Key Takeaways
- Paramount Skydance (PSKY) reported a Q4 adjusted loss of $0.12 per share, significantly worse than the anticipated $0.01 loss
- Quarterly revenue reached $8.15 billion, marking a 2.1% year-over-year increase and meeting analyst projections
- First-quarter 2026 revenue outlook of $7.15–$7.35 billion fell short of the $7.36 billion analyst consensus
- Paramount+ finished the year with 78.9 million paying subscribers; UFC programming anticipated to boost subscriber numbers
- The company increased its Warner Bros. Discovery acquisition bid to $31 per share, surpassing Netflix’s $27.75 proposal
On February 26, Paramount Skydance unveiled its fourth-quarter financial results, revealing an adjusted loss of $0.12 per share. This figure fell considerably short of Wall Street’s expectation for a $0.01 per share loss.
Quarterly revenue totaled $8.15 billion, representing a 2.1% uptick compared to the prior year and aligning closely with the analyst forecast of $8.14 billion.
The filmed entertainment division emerged as a standout performer, recording a 16% revenue increase. However, this growth stemmed primarily from incorporating Skydance licensing revenues rather than from genuine box office momentum.
Paramount Skydance Corporation Class B Common Stock, PSKY
Conversely, the TV Media division presented challenges. This segment experienced a 5% revenue decline to $4.71 billion, pressured by softer advertising markets and reduced affiliate income.
The ongoing trend of cord-cutting continues to impact traditional television operations. Paramount openly acknowledged expectations for TV Media revenue to contract throughout the year, citing pressures “mostly in line with industry pay TV headwinds.”
Forward Outlook Falls Below Expectations
Looking ahead to Q1 2026, Paramount provided revenue guidance ranging from $7.15 billion to $7.35 billion. This projection trails the Street’s $7.36 billion estimate. During the comparable period in 2025, the company generated $7.19 billion in revenue.

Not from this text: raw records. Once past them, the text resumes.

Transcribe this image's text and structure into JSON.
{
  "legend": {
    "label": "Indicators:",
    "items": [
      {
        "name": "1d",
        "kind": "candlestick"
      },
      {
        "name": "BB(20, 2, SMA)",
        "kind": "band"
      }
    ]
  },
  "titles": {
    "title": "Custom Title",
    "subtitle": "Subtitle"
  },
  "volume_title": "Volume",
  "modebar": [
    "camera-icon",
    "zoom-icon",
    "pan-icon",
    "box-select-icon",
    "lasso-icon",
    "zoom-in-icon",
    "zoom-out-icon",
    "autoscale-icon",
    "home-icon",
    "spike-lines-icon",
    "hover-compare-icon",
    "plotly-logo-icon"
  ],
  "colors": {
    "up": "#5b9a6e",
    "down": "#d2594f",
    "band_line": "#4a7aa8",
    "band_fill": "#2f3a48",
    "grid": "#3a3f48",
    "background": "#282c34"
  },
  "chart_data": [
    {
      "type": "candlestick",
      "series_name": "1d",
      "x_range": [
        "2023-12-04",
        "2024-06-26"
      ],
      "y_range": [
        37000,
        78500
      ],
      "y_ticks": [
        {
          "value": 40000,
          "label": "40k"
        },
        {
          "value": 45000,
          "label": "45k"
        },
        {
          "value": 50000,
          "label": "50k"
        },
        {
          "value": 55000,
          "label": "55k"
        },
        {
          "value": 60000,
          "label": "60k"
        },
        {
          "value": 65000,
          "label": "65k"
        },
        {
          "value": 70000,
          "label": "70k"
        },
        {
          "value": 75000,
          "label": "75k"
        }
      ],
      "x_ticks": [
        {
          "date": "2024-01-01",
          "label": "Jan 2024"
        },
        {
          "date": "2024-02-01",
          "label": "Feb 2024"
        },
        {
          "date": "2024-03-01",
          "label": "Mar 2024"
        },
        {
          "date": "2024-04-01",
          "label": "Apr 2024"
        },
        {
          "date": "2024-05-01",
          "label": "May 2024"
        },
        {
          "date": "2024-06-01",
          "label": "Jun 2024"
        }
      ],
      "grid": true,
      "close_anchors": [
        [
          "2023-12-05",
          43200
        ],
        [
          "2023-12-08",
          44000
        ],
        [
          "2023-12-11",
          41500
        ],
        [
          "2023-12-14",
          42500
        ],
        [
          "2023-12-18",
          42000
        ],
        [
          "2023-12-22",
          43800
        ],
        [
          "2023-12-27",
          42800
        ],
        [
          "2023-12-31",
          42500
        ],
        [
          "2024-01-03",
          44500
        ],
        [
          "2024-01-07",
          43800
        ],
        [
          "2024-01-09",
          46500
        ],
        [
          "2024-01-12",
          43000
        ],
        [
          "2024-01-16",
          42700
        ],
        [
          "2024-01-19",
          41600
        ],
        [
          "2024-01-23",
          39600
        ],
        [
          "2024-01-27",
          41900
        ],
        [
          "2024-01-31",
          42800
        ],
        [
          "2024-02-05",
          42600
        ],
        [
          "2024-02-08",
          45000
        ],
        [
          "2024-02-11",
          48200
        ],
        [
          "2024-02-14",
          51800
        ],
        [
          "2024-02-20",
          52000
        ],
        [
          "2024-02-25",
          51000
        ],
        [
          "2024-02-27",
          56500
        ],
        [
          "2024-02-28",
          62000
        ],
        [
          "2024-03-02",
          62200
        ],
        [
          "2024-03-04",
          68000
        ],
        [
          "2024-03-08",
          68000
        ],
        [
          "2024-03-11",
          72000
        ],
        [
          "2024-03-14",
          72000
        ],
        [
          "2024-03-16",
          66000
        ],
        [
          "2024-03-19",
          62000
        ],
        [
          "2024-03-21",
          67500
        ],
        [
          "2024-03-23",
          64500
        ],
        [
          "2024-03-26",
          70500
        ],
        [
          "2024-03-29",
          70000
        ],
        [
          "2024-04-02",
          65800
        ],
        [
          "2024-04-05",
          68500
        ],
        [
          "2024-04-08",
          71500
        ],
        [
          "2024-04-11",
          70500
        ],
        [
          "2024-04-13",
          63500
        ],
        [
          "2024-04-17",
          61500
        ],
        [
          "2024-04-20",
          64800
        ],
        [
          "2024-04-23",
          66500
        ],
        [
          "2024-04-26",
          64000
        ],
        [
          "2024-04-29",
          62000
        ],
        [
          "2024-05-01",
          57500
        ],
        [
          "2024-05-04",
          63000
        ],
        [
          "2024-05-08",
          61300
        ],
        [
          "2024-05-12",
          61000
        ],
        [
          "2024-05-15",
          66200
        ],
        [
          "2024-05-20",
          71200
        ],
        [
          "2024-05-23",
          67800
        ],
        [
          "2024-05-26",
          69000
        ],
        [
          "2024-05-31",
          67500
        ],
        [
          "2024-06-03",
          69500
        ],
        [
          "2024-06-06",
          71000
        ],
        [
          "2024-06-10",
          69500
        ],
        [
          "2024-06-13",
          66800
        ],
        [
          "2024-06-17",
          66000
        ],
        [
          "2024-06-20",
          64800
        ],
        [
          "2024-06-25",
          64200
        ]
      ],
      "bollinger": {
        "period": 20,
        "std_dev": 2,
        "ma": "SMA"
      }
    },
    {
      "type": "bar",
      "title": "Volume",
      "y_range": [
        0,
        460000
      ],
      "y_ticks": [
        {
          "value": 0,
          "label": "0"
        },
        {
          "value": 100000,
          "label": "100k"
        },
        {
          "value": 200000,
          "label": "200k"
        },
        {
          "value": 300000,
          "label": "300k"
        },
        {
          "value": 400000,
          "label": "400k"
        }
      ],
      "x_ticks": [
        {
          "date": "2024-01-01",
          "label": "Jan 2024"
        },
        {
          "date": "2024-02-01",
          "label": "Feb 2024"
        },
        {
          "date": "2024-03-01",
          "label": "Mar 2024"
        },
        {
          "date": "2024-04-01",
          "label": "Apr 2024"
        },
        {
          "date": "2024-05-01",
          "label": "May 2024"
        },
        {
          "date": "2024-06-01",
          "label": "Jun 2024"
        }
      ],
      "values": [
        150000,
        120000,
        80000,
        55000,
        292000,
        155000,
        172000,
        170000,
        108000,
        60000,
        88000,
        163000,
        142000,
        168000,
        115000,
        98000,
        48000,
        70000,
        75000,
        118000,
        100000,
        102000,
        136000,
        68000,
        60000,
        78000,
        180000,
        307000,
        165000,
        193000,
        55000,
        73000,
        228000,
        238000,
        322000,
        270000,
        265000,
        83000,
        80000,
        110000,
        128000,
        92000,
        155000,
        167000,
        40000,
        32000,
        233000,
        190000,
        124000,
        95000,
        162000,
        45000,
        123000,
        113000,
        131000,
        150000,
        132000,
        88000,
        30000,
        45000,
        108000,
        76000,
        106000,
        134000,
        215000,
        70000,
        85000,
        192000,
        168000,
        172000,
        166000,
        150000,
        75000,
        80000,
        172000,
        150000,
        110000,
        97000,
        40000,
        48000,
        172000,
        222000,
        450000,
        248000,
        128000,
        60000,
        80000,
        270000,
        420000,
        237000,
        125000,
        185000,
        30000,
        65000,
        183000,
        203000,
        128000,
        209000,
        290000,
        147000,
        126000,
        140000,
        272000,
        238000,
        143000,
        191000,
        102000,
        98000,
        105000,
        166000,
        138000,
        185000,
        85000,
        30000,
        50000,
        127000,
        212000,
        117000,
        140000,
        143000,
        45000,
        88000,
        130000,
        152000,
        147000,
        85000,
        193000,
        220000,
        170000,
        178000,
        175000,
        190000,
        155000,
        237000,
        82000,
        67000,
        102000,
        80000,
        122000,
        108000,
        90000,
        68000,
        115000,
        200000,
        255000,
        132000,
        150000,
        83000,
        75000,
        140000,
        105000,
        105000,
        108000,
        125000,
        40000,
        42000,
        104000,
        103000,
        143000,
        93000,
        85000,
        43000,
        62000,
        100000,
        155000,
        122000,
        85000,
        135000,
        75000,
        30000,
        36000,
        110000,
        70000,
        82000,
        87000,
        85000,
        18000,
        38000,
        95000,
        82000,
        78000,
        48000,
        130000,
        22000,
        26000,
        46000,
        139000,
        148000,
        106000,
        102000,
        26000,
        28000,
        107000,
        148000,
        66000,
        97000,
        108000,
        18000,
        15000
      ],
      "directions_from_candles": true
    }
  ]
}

For the entire 2026 fiscal year, management anticipates approximately $30 billion in revenue, representing roughly 4% growth versus 2025.
However, there’s a complication. The company cautioned that Paramount+ faces potential subscriber losses stemming from its decision to exit a “hard bundle” distribution agreement, which could result in losing between 4 and 5 million subscribers.
The Streaming Business and Paramount+ Performance
Paramount+ concluded 2025 with a subscriber base of 78.9 million paid members. Management believes that securing exclusive UFC content will serve as a catalyst for subscriber expansion throughout 2026.
The streaming division’s trajectory is clearly where Paramount hopes to direct investor attention. Industry analyst Paolo Pescatore from PP Foresight framed it succinctly: “It’s about whether streaming momentum can outrun the structural unwind in linear.”
Escalating the Warner Bros. Discovery Pursuit
Perhaps the most significant development occurred outside the quarterly financials. This week, Paramount elevated its acquisition proposal for Warner Bros. Discovery to $31 per share, up from its previous $30 offer.
This strategic move directly challenges Netflix’s competing proposal of $27.75 per share targeting WBD’s streaming operations and studio properties.
Warner Bros. Discovery’s board is currently evaluating whether Paramount’s enhanced full-company proposal represents a more attractive transaction. At stake is an extensive film and television library featuring valuable franchises including Harry Potter and Game of Thrones.
In an investor communication, CEO David Ellison characterized the WBD acquisition as an “accelerant” for Paramount’s strategic objectives, though he refrained from providing additional commentary on ongoing negotiations.
He also emphasized to shareholders that Paramount Skydance maintains “confidence in our standalone strategy and growth trajectory.”
According to TipRanks, PSKY currently carries a Strong Sell consensus rating, comprising zero Buy recommendations, one Hold rating, and four Sell ratings. The consensus price target of $12.25 suggests potential upside of approximately 20.6% from present trading levels.
Over the trailing twelve months, PSKY stock has declined 9.5%.